Advanced morpholino oligomers: a novel approach to antiviral therapy

Abstract

Phosphorodiamidate morpholino oligomers (PMOs) are synthetic antisense oligonucleotide analogs that are designed to interfere with translational processes by forming base-pair duplexes with specific RNA sequences. Positively charged PMOs (PMOplus™) are effective for the postexposure protection of two fulminant viral diseases, Ebola and Marburg hemorrhagic fever in nonhuman primates, and this class of antisense agent may also have possibilities for treatment of other viral diseases. PMOs are highly stable, are effective by a variety of routes of administration, can be readily formulated in common isotonic delivery vehicles, and can be rapidly designed and synthesized. These are properties which may make PMOs good candidates for use during responses to emerging or reemerging viruses that may be insensitive to available therapies or for use during outbreaks, especially in regions that lack a modern medical infrastructure. While the efficacy of sequence-specific therapies can be limited by target-site sequence variations that occur between variants or by the emergence of resistant mutants during infections, various PMO design strategies can minimize these impacts. These strategies include the use of promiscuous bases such as inosine to compensate for predicted base-pair mismatches, the use of sequences that target conserved sites between viral strains, and the use of sequences that target host products that viruses utilize for infection.

Fig. 1

Comparison of translational arrest mechanisms mediated by antisense molecules.
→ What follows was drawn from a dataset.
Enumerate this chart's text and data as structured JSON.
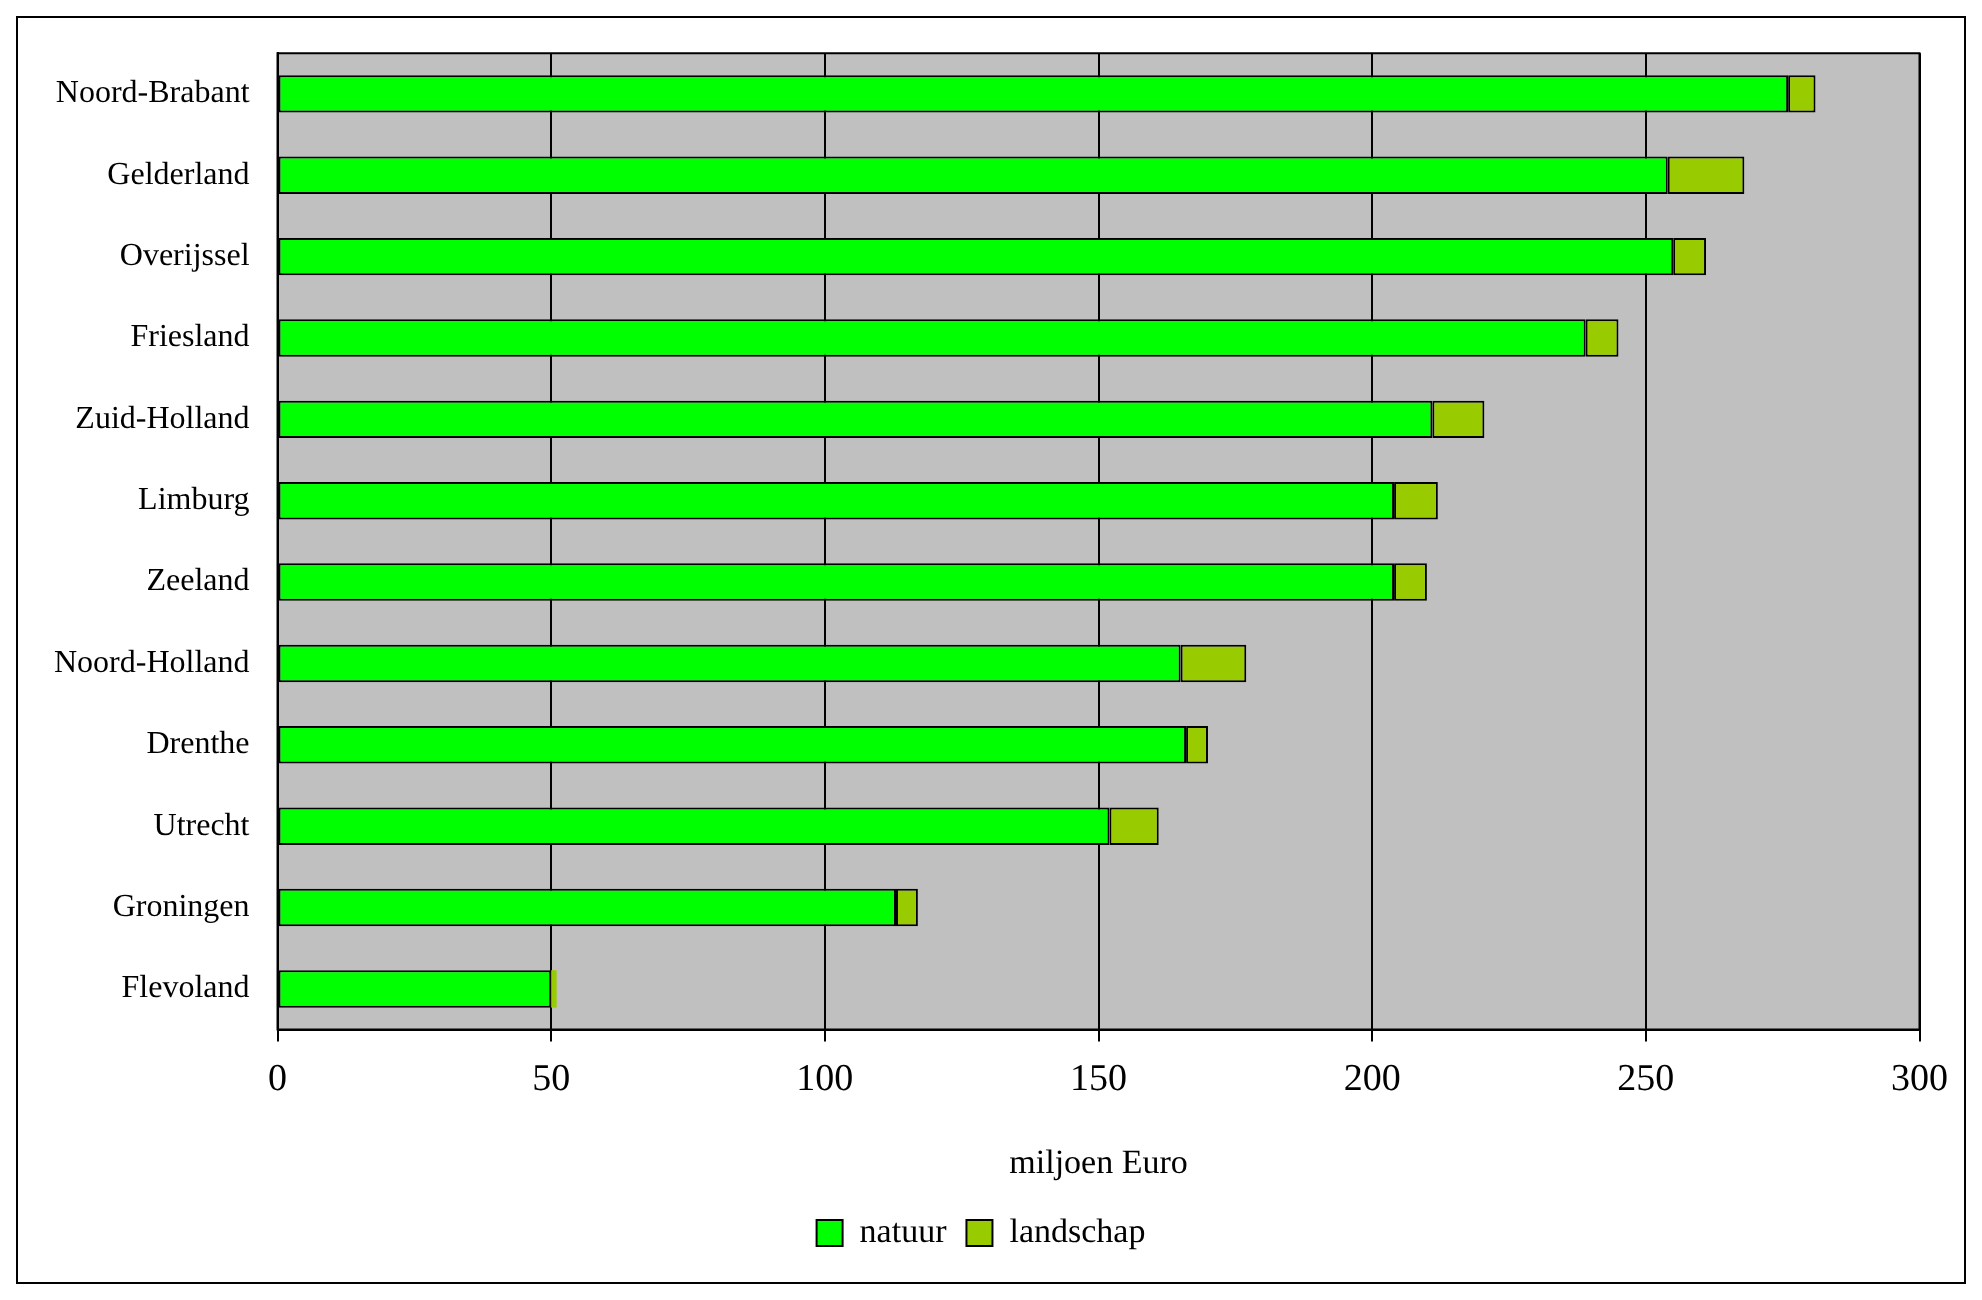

During typical translational processes, assembly of the ribosomal complex at the AUG start codon facilitates de novo protein synthesis from template RNA. Complementary antisense molecules can arrest translation either by sterically blocking ribosomal assembly or by supporting RNAse H cleavage activity. ASO mediated translational arrest may interfere with critical processes required for virion production and assembly and could promote the formation of defective interfering viral particles. The presence of these altered proteins or defective particles may serve to stimulate productive immunological clearance mechanisms.

Fig. 2

Nucleic acids and ASO analogs discussed in this review.

Fig. 3

Accommodation of sequence mismatches by PMOplus^TM therapeutics. Sequences represent an alignment of a generalized MARV consensus genome with the PMOplus^TM molecules comprising AVI-6003. Positively charged piperazine groups (+) and inosine bases (I) are positioned in the molecules at sites where mismatches occur. Genomic sequences from representative MARV variants/isolates are shown as cDNA complementary to genomic RNA. The MARV isolates shown include those against which AVI-6003 has exhibited antiviral activity in in vivo models (mouse-adapted Ravn virus, guinea-pig adapted MARV-Musoke, and non-adapted MARV-Musoke), or which were isolated during outbreaks (Ang0998, 07DRC, 09DRC), or which may have been involved in weaponization programs (Poppinga).